First Thought
Insights drawn weekly from Karin Fischer’s global-education newsletter, latitude(s). Subscribe here.
Undisputedly, the past year — the past several years, really — have been a bad-news time for international education. So here’s something a little different this week: a recent rallying cry for the reinvigoration and renewed importance of international education. And the person making the case is not who you might expect.
At last week’s Association of International Education Administrators conference, I was asked to moderate the closing plenary, a conversation with Michael Osterholm, a leading epidemiologist and director of the Center for Infectious Disease Research and Policy at the University of Minnesota. The man’s a public-health rock star, and I was a little intimidated that I might have to reel him in from talking about mRNA vaccines and spike proteins to focus in on international research and collaboration.
But Osterholm, who has traveled around the work for his work and as a U.S. State Department science envoy, told me that global research ties have been critical in fighting the pandemic. To be effective in moments of crisis, such partnerships have to be nurtured over time.

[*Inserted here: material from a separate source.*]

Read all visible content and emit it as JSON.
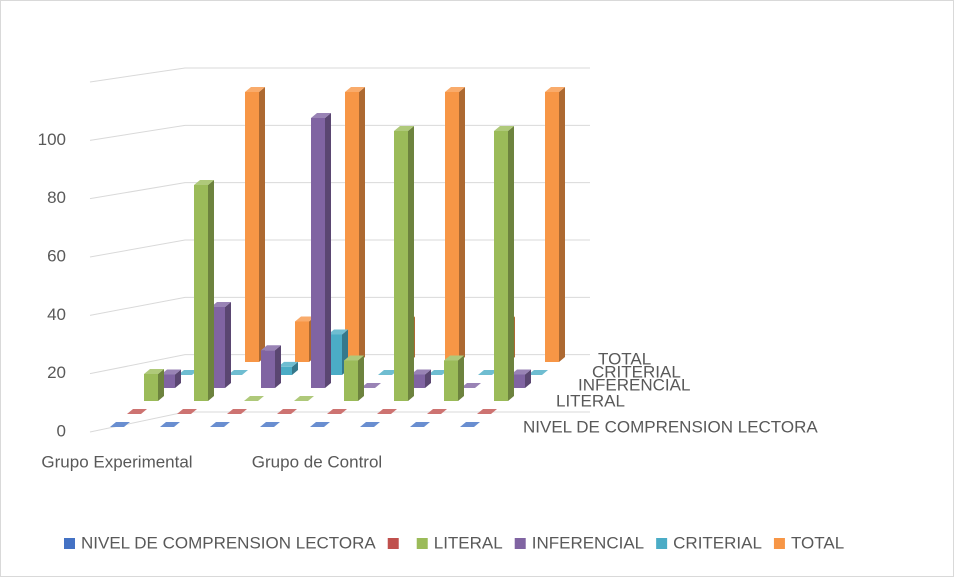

The role that colleges play — in cultivating international science, in welcoming students from overseas and sending others abroad, and through curriculum that emphasizes the 21st-century challenge of working across borders — is critical, Osterholm said:
“You can’t consider yourself an institution of higher learning unless you understand the importance of international education. To me, that’s like trying to play a baseball game without pitchers. It doesn’t work.”